More than 60% of parents are sending their elementary school-age students back to the classroom. The rest of the children will continue learning remotely.
Not all classes will re-start in person at once. Kindergarten and first grades will be the first to return, and the remaining grades will be funneled in week by week.
At Ensign Elementary School, you couldn’t see the smiles, but you could feel the excitement as students walked into school for the first time since March 2020.
“They’re excited, and so are we” said Principal Erik Jacobson. “We are spreading them out as much as possible, but it will be as similar as we can get to a normal school experience.”

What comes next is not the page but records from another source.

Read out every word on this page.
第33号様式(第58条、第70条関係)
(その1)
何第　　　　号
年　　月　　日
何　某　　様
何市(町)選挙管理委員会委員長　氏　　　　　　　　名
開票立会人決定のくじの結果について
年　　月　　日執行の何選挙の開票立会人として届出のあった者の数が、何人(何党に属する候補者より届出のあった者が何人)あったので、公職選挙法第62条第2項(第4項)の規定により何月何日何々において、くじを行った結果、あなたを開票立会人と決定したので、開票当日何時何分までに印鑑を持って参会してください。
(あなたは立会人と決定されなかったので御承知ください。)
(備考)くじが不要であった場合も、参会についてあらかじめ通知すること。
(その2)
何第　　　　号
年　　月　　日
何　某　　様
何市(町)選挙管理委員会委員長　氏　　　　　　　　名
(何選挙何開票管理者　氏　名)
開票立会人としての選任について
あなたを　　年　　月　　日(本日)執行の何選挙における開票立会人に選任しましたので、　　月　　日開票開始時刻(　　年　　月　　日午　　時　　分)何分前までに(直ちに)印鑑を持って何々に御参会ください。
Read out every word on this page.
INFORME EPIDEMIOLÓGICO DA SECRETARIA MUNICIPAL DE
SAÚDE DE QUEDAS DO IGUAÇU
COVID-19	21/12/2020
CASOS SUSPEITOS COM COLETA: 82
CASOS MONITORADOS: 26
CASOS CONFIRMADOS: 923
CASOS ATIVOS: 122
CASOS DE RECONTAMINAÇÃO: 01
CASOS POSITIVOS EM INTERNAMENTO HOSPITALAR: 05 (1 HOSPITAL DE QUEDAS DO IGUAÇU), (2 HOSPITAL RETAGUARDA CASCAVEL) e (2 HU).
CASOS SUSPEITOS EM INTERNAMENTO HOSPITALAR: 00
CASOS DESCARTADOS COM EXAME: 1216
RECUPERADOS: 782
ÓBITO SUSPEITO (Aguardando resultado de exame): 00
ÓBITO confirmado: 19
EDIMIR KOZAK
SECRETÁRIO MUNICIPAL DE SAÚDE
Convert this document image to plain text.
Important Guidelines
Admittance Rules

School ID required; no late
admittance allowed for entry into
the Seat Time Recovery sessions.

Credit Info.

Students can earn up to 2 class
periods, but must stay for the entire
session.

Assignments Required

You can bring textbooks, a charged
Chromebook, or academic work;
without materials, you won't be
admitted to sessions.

About 80% of the kindergartners and first graders returned to the classrooms at Ensign Elementary School on Monday.
Parent Jana Garrett was escorting one of those kindergartners.
“I have watched the data,” she said. “It is pretty low transmission for elementary kids. I am not worried about them being around other kids with masks on.”
Masks are required for those returning for in-school learning. There will be students at the school four days a week with distance learning days scheduled for Wednesdays.
“School is not the same without having kids here,” Jacobson said. “It is what really fuels us as educators.”
Until now, the Salt Lake City School District had been the only district in the state with learning being held entirely online. During that time, there was an increase in failing grades and a decrease of more than 1,500 students district-wide.
Elementary school enrollment dropped 12.5% last year, and in some schools, that number was as high as 20%.
A group of parents have an active lawsuit against the district that aims to increase the planned two days of in-person learning to four for secondary schools. Utah lawmakers have also pressured the district to reopen via a bill that would withhold teacher bonuses from districts that are online only.
The school board last week voted to reopen secondary schools the first week of February.